Esse amor entre nós todos é o principio de uma grande solidão. Para amar, precisa-se sentir primeiro o amor em nós. O amor por nós. Qualquer outra variação do amor, que não comece e preze pelo amor próprio, terminará seus dias numa tristeza só. Só dor…

Nas relações muito próximas, família, casais ou roomates onde o convívio dilui as fronteiras dos indivíduos, o amor próprio, quase egoísta, é muito mais do que fundamental.

Em família, vivemos aprendendo com comportamentos alheios por muito tempo. Sem outras referências, aquelas maneras terminam nos moldando até parecermos com esses nossos familiares. O amor próprio se divide e multiplica em muitos outros amores que nem sempre são tão amados. A falta de enfrentamento entre as pessoas, ou pouco espaço para a sinceridade, vá gastando os afetos. O amor de si, abalado, sofre e magoa. Abala e afoga. Mata. De aí, que tantas vezes, dessas relações tão duradouras e pouco questionadas saiam tantas faíscas.

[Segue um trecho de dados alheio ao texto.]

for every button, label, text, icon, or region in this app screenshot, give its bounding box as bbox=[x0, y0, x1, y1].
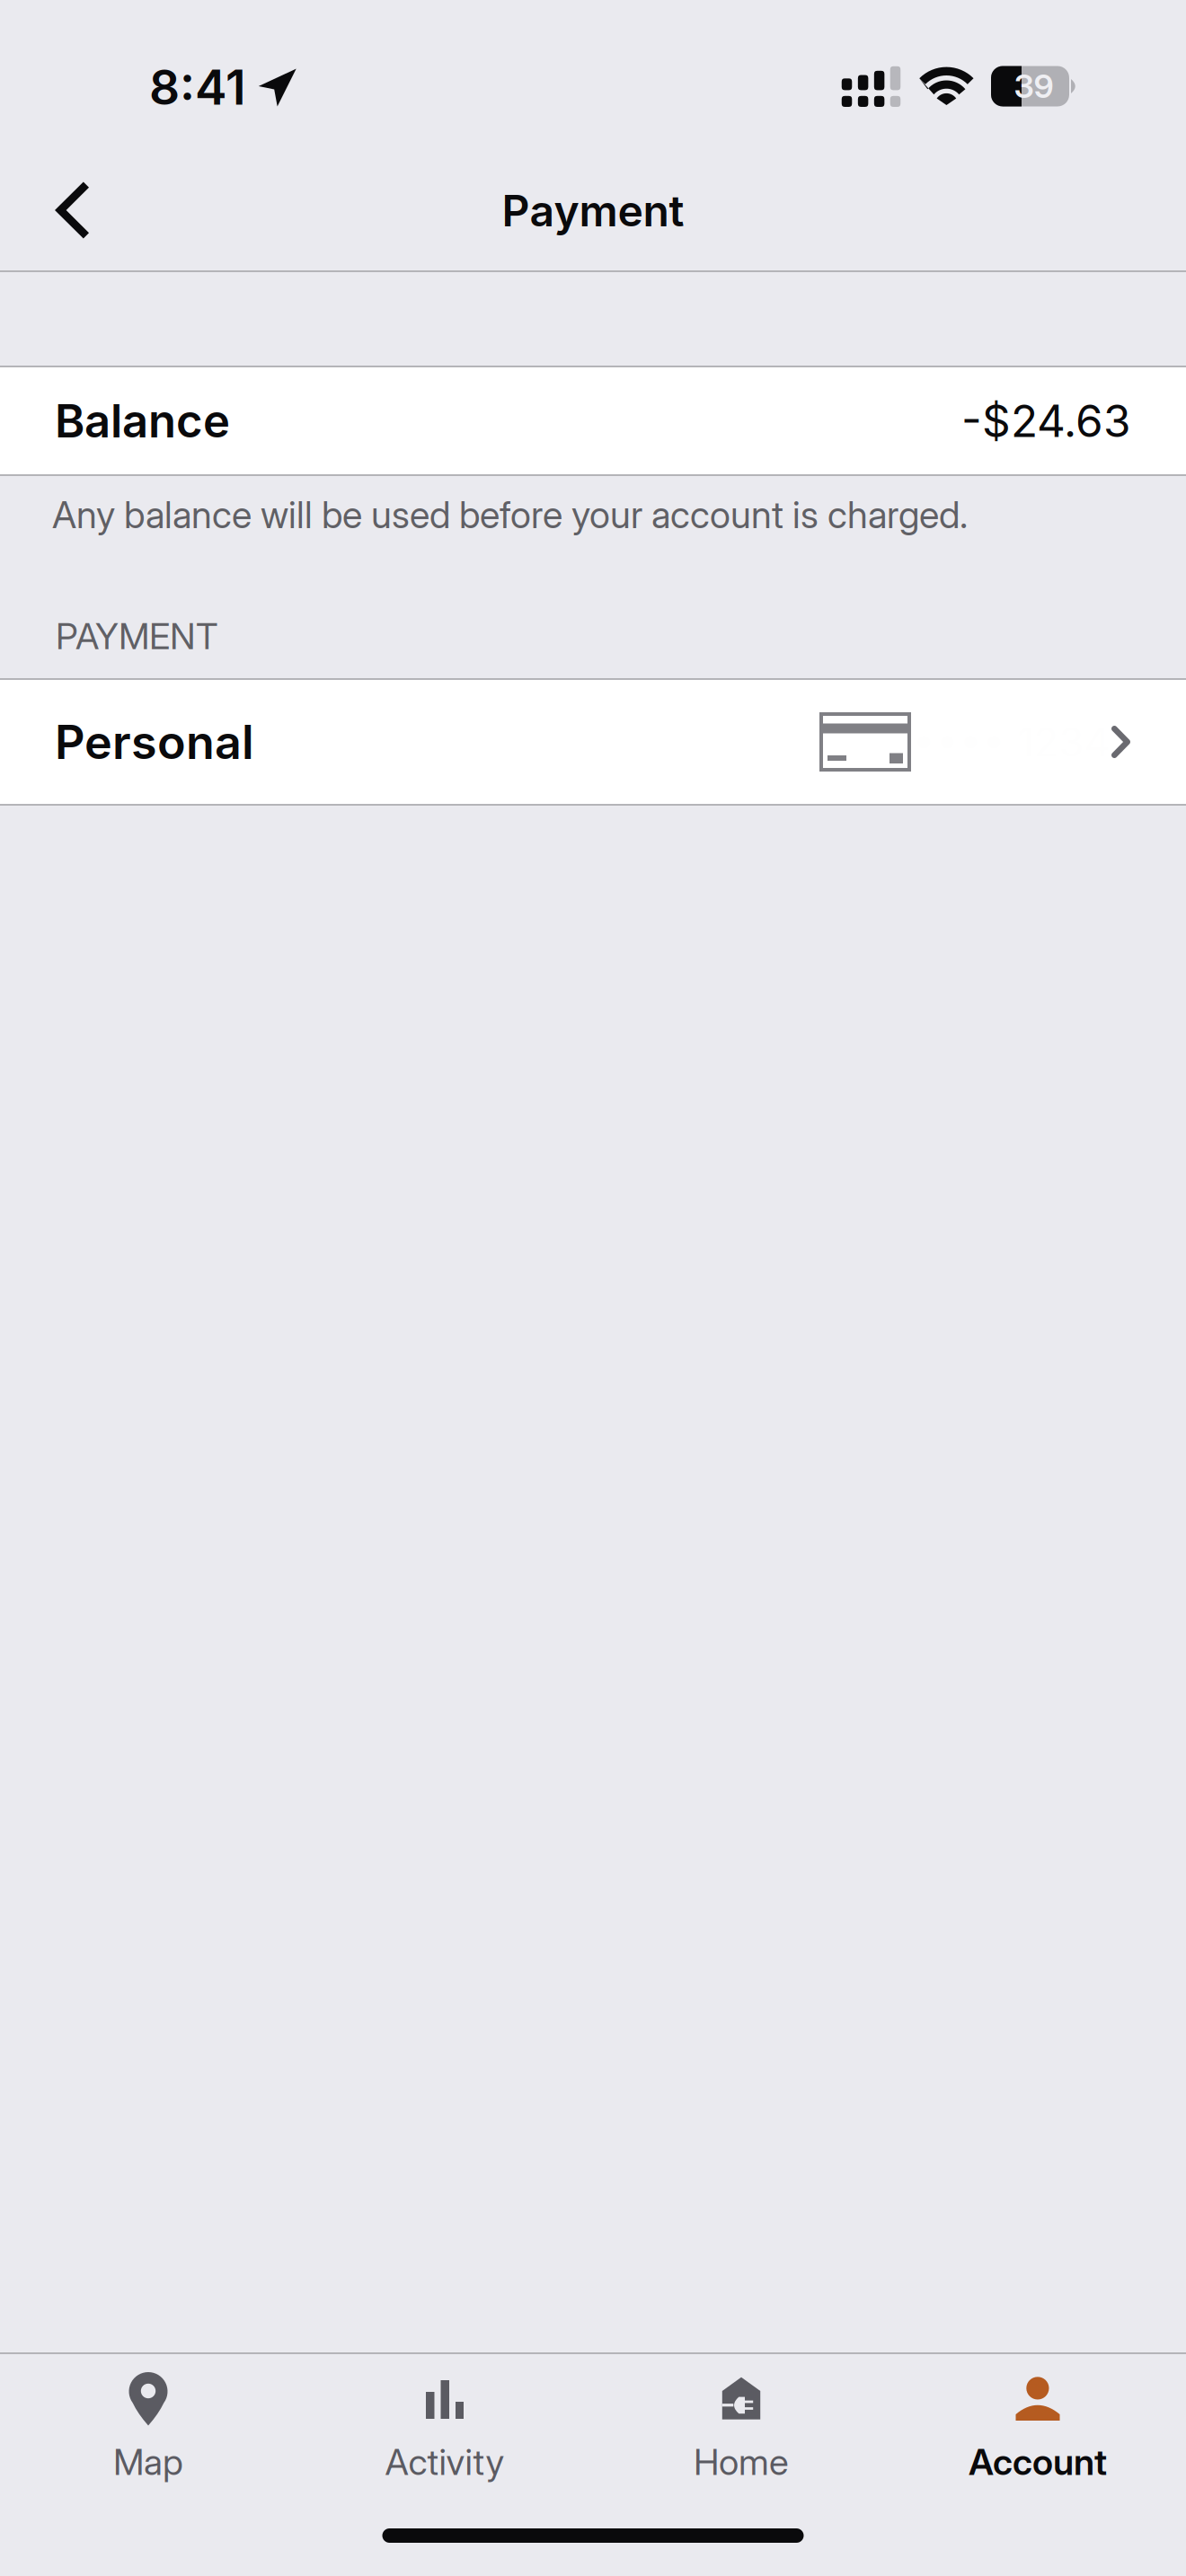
button[interactable]: Map bbox=[0, 2354, 296, 2490]
staticText: Personal bbox=[55, 714, 254, 770]
button[interactable]: Activity bbox=[296, 2354, 593, 2490]
staticText: Activity bbox=[385, 2440, 504, 2484]
staticText: Home bbox=[694, 2440, 789, 2484]
staticText: 8:41 bbox=[149, 58, 246, 116]
staticText: 39 bbox=[1014, 67, 1053, 106]
button[interactable]: Home bbox=[593, 2354, 890, 2490]
button[interactable]: Account bbox=[890, 2354, 1186, 2490]
button[interactable]: Personal bbox=[0, 680, 1186, 804]
staticText: -$24.63 bbox=[961, 394, 1130, 448]
button[interactable]: Back bbox=[16, 154, 128, 266]
staticText: Balance bbox=[55, 393, 230, 448]
staticText: Any balance will be used before your acc… bbox=[52, 492, 968, 537]
staticText: Map bbox=[113, 2440, 183, 2484]
staticText: Payment bbox=[502, 185, 684, 237]
staticText: PAYMENT bbox=[56, 614, 218, 658]
staticText: Account bbox=[969, 2440, 1107, 2484]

Nas relações afetivas do amor, é indispensável a confiança. Confiança de que a pessoa que acompanha, que nos acompanha, não está medindo ou testando nossa existência. O afeto, aquilo que realmente nos aproxima, não corre riscos. Os corpos se juntam e a energia desse encontro reflete a verdadeira natureza do amor.

Para estarmos juntos, acredito, a pessoa amada – com seu amor próprio completo – se aproxima não só para aprender ou crescer ou ser outra, e sim para viver aquilo que ela é, em sim própria, por si só, sem por questionamento ou juízo naquilo que somos, e vice-versa à espera de um questionamento ou juízo daquilo que ela é.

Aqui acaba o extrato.